The call to get adults to go for vaccinations is timely ("Getting adults to go for vaccinations"; May 14).
The reported rate of below 20 per cent for adults and 10 per cent for those aged 50 to 69, as compared with that of some Western nations, where the immunisation rate is between 70 per cent and 80 per cent, is dismal, and could be due to ignorance.
This is where education can play a part in getting the adults, particularly the elderly, immunised.
From my conversation with friends, some of them simply hate being pricked by needles, and cannot bear the slightest pain, while others cite cost as a factor, given that the majority of them are retirees with no income.
Polyclinics charge $25 for an influenza vaccination, which is effective for a year.
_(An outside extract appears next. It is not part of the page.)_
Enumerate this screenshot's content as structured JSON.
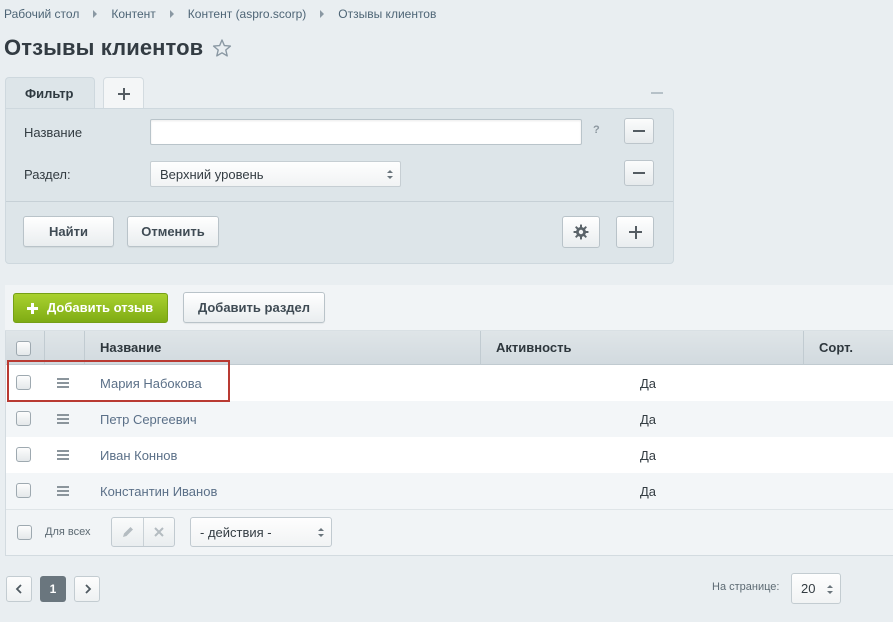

Some of the elderly who are above 65 years old also go for the pneumococcal (pneumonia) vaccination, which costs around $70 and is good for five years.
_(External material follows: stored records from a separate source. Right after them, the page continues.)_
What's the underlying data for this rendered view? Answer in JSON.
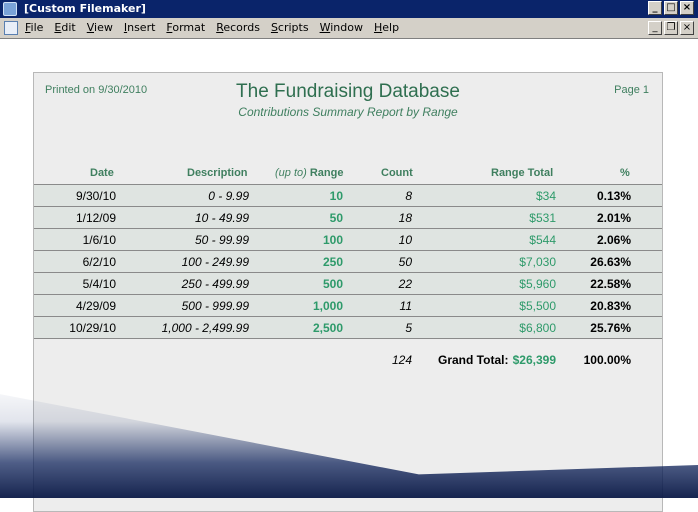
{
  "window": {
    "title": "[Custom Filemaker]"
  },
  "menu": [
    "File",
    "Edit",
    "View",
    "Insert",
    "Format",
    "Records",
    "Scripts",
    "Window",
    "Help"
  ],
  "report": {
    "printed": "Printed on 9/30/2010",
    "page": "Page 1",
    "title": "The Fundraising Database",
    "subtitle": "Contributions Summary Report by Range",
    "headers": {
      "date": "Date",
      "description": "Description",
      "range_prefix": "(up to)",
      "range": "Range",
      "count": "Count",
      "range_total": "Range Total",
      "pct": "%"
    },
    "rows": [
      {
        "date": "9/30/10",
        "description": "0 - 9.99",
        "range": "10",
        "count": "8",
        "total": "$34",
        "pct": "0.13%"
      },
      {
        "date": "1/12/09",
        "description": "10 - 49.99",
        "range": "50",
        "count": "18",
        "total": "$531",
        "pct": "2.01%"
      },
      {
        "date": "1/6/10",
        "description": "50 - 99.99",
        "range": "100",
        "count": "10",
        "total": "$544",
        "pct": "2.06%"
      },
      {
        "date": "6/2/10",
        "description": "100 - 249.99",
        "range": "250",
        "count": "50",
        "total": "$7,030",
        "pct": "26.63%"
      },
      {
        "date": "5/4/10",
        "description": "250 - 499.99",
        "range": "500",
        "count": "22",
        "total": "$5,960",
        "pct": "22.58%"
      },
      {
        "date": "4/29/09",
        "description": "500 - 999.99",
        "range": "1,000",
        "count": "11",
        "total": "$5,500",
        "pct": "20.83%"
      },
      {
        "date": "10/29/10",
        "description": "1,000 - 2,499.99",
        "range": "2,500",
        "count": "5",
        "total": "$6,800",
        "pct": "25.76%"
      }
    ],
    "totals": {
      "count": "124",
      "grand_label": "Grand Total:",
      "grand_total": "$26,399",
      "pct": "100.00%"
    }
  }
}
Under current rules, people cannot use Medisave to pay for both influenza and pneumococcal vaccinations, unless they are at higher risk of developing influenza-related complications and severe pneumococcal disease respectively.
With our rapidly ageing population, diseases are a concern among the elderly, whose low immunity may often lead to hospitalisation. Among the common ones are influenza and pneumonia.
To encourage our adults, especially the elderly, to go for vaccinations, perhaps the Ministry of Health could consider allowing them to use their Medisave accounts for flu jabs.
After all, many elderly people are getting annual Medisave top-ups, and such usage will not make a dent in their Medisave accounts.